Class HybridCgModel

java.lang.Object
edu.cmu.tetrad.hybridcg.HybridCgModel

public final class HybridCgModel extends Object
Mixed Continuous/Discrete model with discretization for discrete children that have continuous parents.

Design goals:

  • Mirror BayesPm/MlBayesIm and SemPm/SemIm ergonomics where sensible.
  • Allow mixed parent sets. For a continuous child: stratify by discrete parents and fit linear-Gaussian per stratum.

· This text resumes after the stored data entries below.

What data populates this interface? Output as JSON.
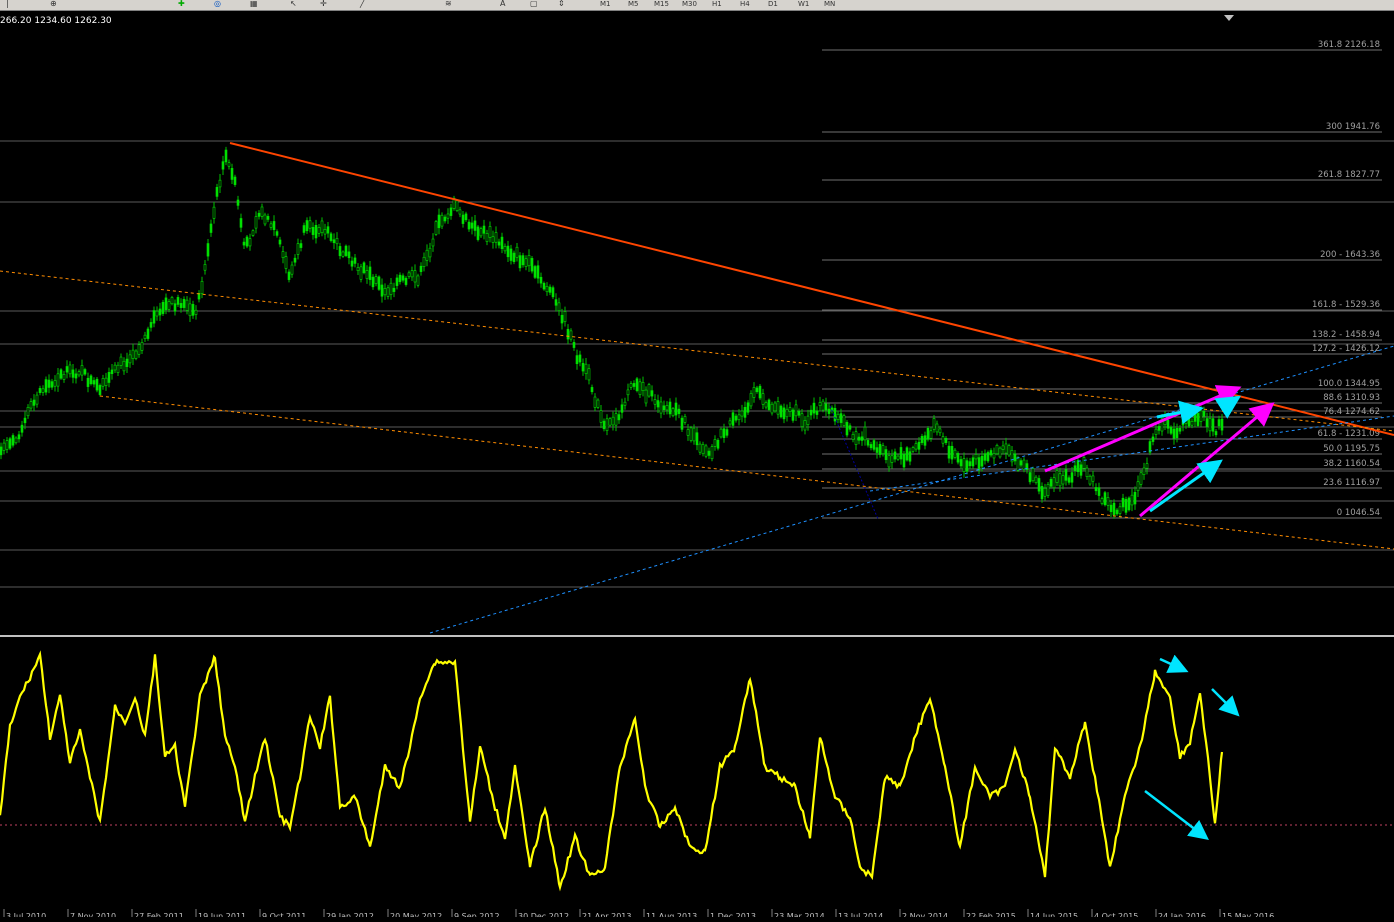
{
  "ohlc_header": "266.20 1234.60 1262.30",
  "toolbar": {
    "timeframes": [
      "M1",
      "M5",
      "M15",
      "M30",
      "H1",
      "H4",
      "D1",
      "W1",
      "MN"
    ]
  },
  "fib_levels": [
    {
      "label": "361.8 2126.18"
    },
    {
      "label": "300 1941.76"
    },
    {
      "label": "261.8 1827.77"
    },
    {
      "label": "200 - 1643.36"
    },
    {
      "label": "161.8 - 1529.36"
    },
    {
      "label": "138.2 - 1458.94"
    },
    {
      "label": "127.2 - 1426.12"
    },
    {
      "label": "100.0 1344.95"
    },
    {
      "label": "88.6 1310.93"
    },
    {
      "label": "76.4 1274.62"
    },
    {
      "label": "61.8 - 1231.09"
    },
    {
      "label": "50.0 1195.75"
    },
    {
      "label": "38.2 1160.54"
    },
    {
      "label": "23.6 1116.97"
    },
    {
      "label": "0 1046.54"
    }
  ],
  "date_axis": [
    "3 Jul 2010",
    "7 Nov 2010",
    "27 Feb 2011",
    "19 Jun 2011",
    "9 Oct 2011",
    "29 Jan 2012",
    "20 May 2012",
    "9 Sep 2012",
    "30 Dec 2012",
    "21 Apr 2013",
    "11 Aug 2013",
    "1 Dec 2013",
    "23 Mar 2014",
    "13 Jul 2014",
    "2 Nov 2014",
    "22 Feb 2015",
    "14 Jun 2015",
    "4 Oct 2015",
    "24 Jan 2016",
    "15 May 2016"
  ],
  "colors": {
    "candle": "#00e000",
    "trendline": "#ff4500",
    "channel": "#ff8c00",
    "blue_trend": "#1e90ff",
    "fib": "#808080",
    "oscillator": "#ffff00",
    "magenta": "#ff00ff",
    "cyan": "#00e5ff",
    "zero_line": "#c04060"
  },
  "icons": [
    "new-order-icon",
    "zoom-in-icon",
    "zoom-out-icon",
    "refresh-icon",
    "chart-icon",
    "cursor-icon",
    "crosshair-icon",
    "line-icon",
    "fib-icon",
    "text-icon",
    "label-icon",
    "arrow-icon"
  ]
}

For a discrete child: build a CPT whose rows are the cross-product of discrete-parent states and discretized bins of continuous-parent values (bin edges kept in the PM).
  • Keep a stable row-indexing contract so tables can be read/written and scored efficiently.
  • Nested Class Summary

    Nested Classes
    Modifier and Type
    Class
    Description
    static final class 
    Represents a hybrid causal graph instantiated model (IM) derived from a hybrid causal graph probabilistic model (PM).
    static final class 
    The HybridCgPm class represents a structural model for hybrid Bayesian networks, which may include both discrete and continuous variables.
  • Constructor Summary

    Constructors
    Constructor
    Description
    Constructs a new instance of the HybridCgModel class.
  • Method Summary

    Methods inherited from class java.lang.Object

    equals, getClass, hashCode, notify, notifyAll, toString, wait, wait, wait
  • Constructor Details

    • HybridCgModel

      public HybridCgModel()
      Constructs a new instance of the HybridCgModel class. This class serves as the foundational representation of a mixed graphical model encompassing both continuous and discrete variables, as well as their dependencies. The HybridCgModel offers a comprehensive framework for combining different variable types within a single hybrid representation.